A Reservist from 32 Signal Regiment’s 51 (Scottish) Signal Squadron was recently named Reservist of the Year during a spectacular London ceremony celebrating members of the Defence community in the professional world.
Captain Paul Hutchinson, who is the Second-in-Command (2IC) of the Edinburgh-based 51 (Scottish) Signal Squadron, received his award as part of the 2022 Ex-Forces in Business Awards. The event, which is the world’s largest annual business celebration of the Armed Forces community, was hosted in the magnificent Great Room of Grosvenor House, Park Lane.
As well as being a committed Army Reservist since 2017, Paul enjoys a civilian career as a Chief Digital Infrastructure Architect with a global design, engineering and project management consultancy. He was nominated for the Reservist of the Year Award by his line manager, an Armed Forces veteran who, in Paul’s words, clearly recognised the ‘skills and experiences’ that a Reservist can bring to the team, as well as ‘the sacrifices that we sometimes must make in the service of our country.’
The Reservist of the Year award category aims to celebrate those Reservists who have succeeded in going above and beyond in the business world over the past eighteen months, while also committing to their various military duties. These successes can include demonstrations of outstanding leadership, innovation and contributions to successful business projects.
Paul’s line manager seemed to have little difficulty finding examples of his colleague’s suitability as an award candidate, describing him in his nomination as a ‘leader, mentor, friend, and supporter… he is an excellent role model for all staff members. Nothing is too much trouble for Paul.
‘To add to his recent achievements and notable events, he also provides a helping hand to those exiting the services through the creation of a safe environment by managing a support structure…’

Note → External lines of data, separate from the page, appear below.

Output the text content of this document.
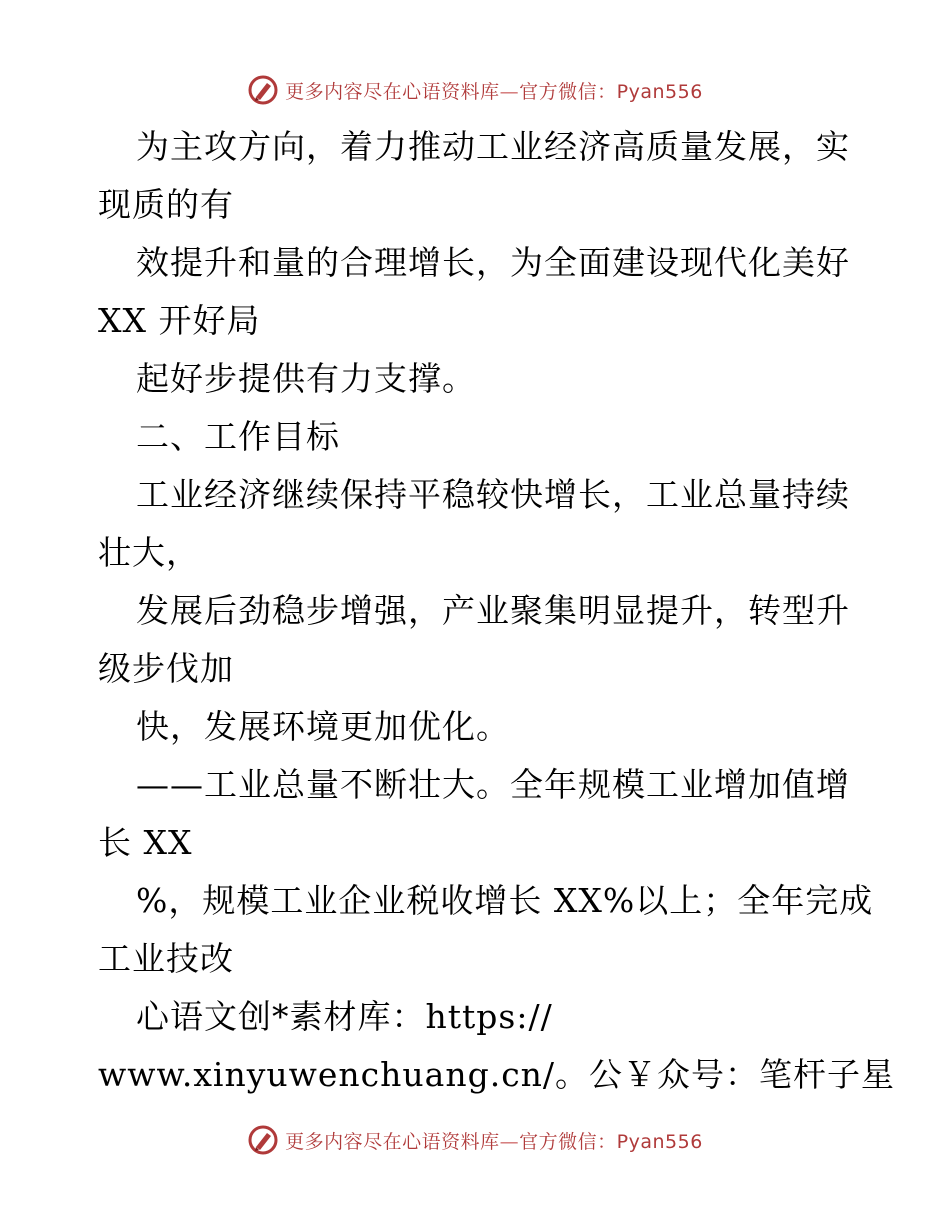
更多内容尽在心语资料库—官方微信：Pyan556
为主攻方向，着力推动工业经济高质量发展，实
现质的有
效提升和量的合理增长，为全面建设现代化美好
XX 开好局
起好步提供有力支撑。
二、工作目标
工业经济继续保持平稳较快增长，工业总量持续
壮大，
发展后劲稳步增强，产业聚集明显提升，转型升
级步伐加
快，发展环境更加优化。
——工业总量不断壮大。全年规模工业增加值增
长 XX
%，规模工业企业税收增长 XX%以上；全年完成
工业技改
心语文创*素材库：https://
www.xinyuwenchuang.cn/。公￥众号：笔杆子星
更多内容尽在心语资料库—官方微信：Pyan556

Outside of his civilian role, Paul has also been kept busy in his Reservist life: ‘I deployed on Op RESCRIPT (the UK military’s contribution to the COVID-19 response) as a Staff Officer at Joint Military Command (JMC) Scotland. Within the planning team, my role was to plan and organise the deployment of the Mobile Testing Units (MTU) throughout Scotland. Managing the coordination and logistics for 18 vehicles and crews, covering the entire country including some of the islands, was a challenge.
‘My role involved liaising with Local and Regional Resilience Partnerships (LRP/RRP), NHS Boards, Local Authorities, as well as the UK and Scottish Governments, to profile and plan where each vehicle would deploy on a twice daily rolling programme. In addition, as outbreaks occurred, the MTUs were used to respond to bolster testing capacity and provide public reassurance, and subsequently, the schedule often changed at short notice. No plan survives contact with the enemy, so they say…’

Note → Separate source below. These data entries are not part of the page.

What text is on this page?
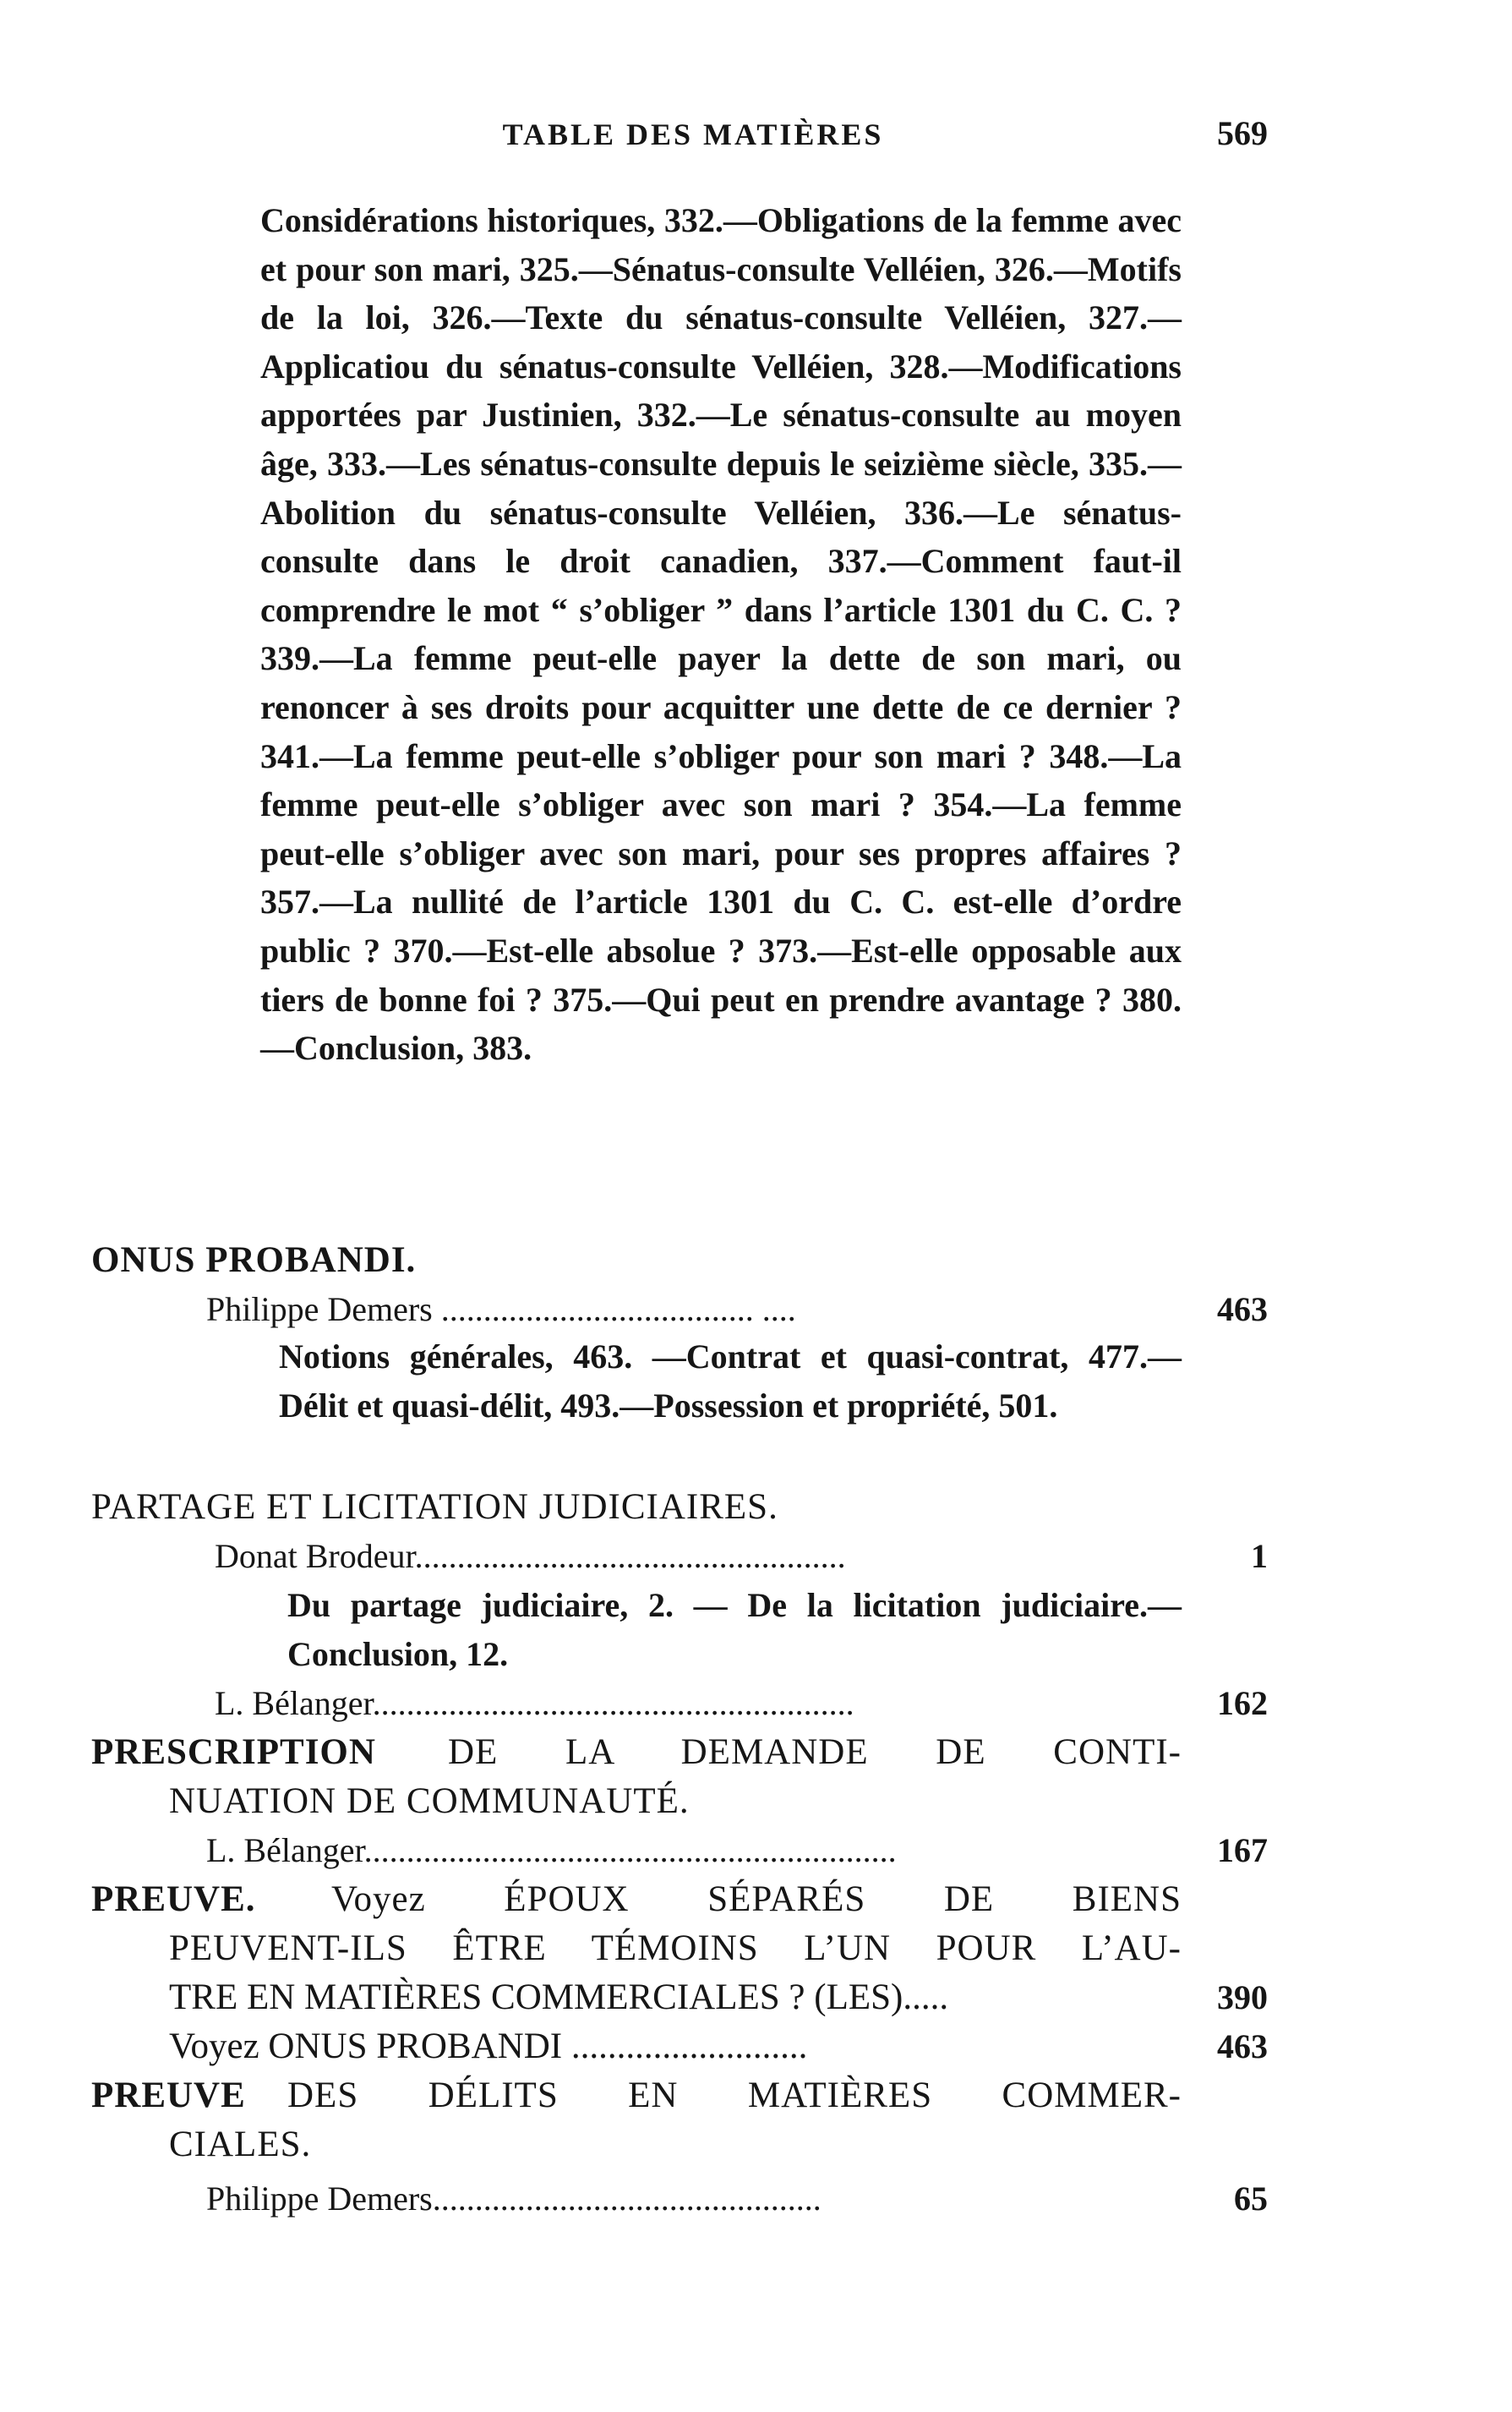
TABLE DES MATIÈRES	569
Considérations historiques, 332.—Obligations de la femme avec et pour son mari, 325.—Sénatus-consulte Velléien, 326.—Motifs de la loi, 326.—Texte du sénatus-consulte Velléien, 327.—Applicatiou du sénatus-consulte Velléien, 328.—Modifications apportées par Justinien, 332.—Le sénatus-consulte au moyen âge, 333.—Les sénatus-consulte depuis le seizième siècle, 335.—Abolition du sénatus-consulte Velléien, 336.—Le sénatus-consulte dans le droit canadien, 337.—Comment faut-il comprendre le mot “ s’obliger ” dans l’article 1301 du C. C. ? 339.—La femme peut-elle payer la dette de son mari, ou renoncer à ses droits pour acquitter une dette de ce dernier ? 341.—La femme peut-elle s’obliger pour son mari ? 348.—La femme peut-elle s’obliger avec son mari ? 354.—La femme peut-elle s’obliger avec son mari, pour ses propres affaires ? 357.—La nullité de l’article 1301 du C. C. est-elle d’ordre public ? 370.—Est-elle absolue ? 373.—Est-elle opposable aux tiers de bonne foi ? 375.—Qui peut en prendre avantage ? 380.—Conclusion, 383.
ONUS PROBANDI.
Philippe Demers ..................................... ....	463
Notions générales, 463. —Contrat et quasi-contrat, 477.—Délit et quasi-délit, 493.—Possession et propriété, 501.
PARTAGE ET LICITATION JUDICIAIRES.
Donat Brodeur...................................................	1
Du partage judiciaire, 2. — De la licitation judiciaire.—Conclusion, 12.
L. Bélanger.........................................................	162
PRESCRIPTION	DE LA DEMANDE DE CONTI-
NUATION DE COMMUNAUTÉ.
L. Bélanger...............................................................	167
PREUVE. Voyez ÉPOUX SÉPARÉS DE BIENS
PEUVENT-ILS ÊTRE TÉMOINS L’UN POUR L’AU-
TRE EN MATIÈRES COMMERCIALES ? (LES).....	390
Voyez ONUS PROBANDI ..........................	463
PREUVE DES DÉLITS EN MATIÈRES COMMER-
CIALES.
Philippe Demers..............................................	65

It is not just Paul’s five years of service in the Army Reserves that highlights his sense of dedication and duty, as his Armed Forces experience dates back to the early 1990s.
‘I first joined the Armed Forces in 1993, left in 1999 and then joined the Reserves in 2017 – an 18-year gap!’ Paul remarked before explaining why he returned to join the Reserves. ‘I think it comes down to three things: missing the camaraderie of the Armed Forces, still wishing to serve and contribute and wanting to help support others who are just embarking on a military career.
‘Since joining the Reserves, I’ve undertaken some fantastic activities such as skiing, mountaineering, acting as the Aide de Camp to the Governor of Edinburgh Castle, exercising in Germany, mobilising as part of the response to COVID-19, and the list goes on… It’s been an incredible five years, and I’ve loved every minute.’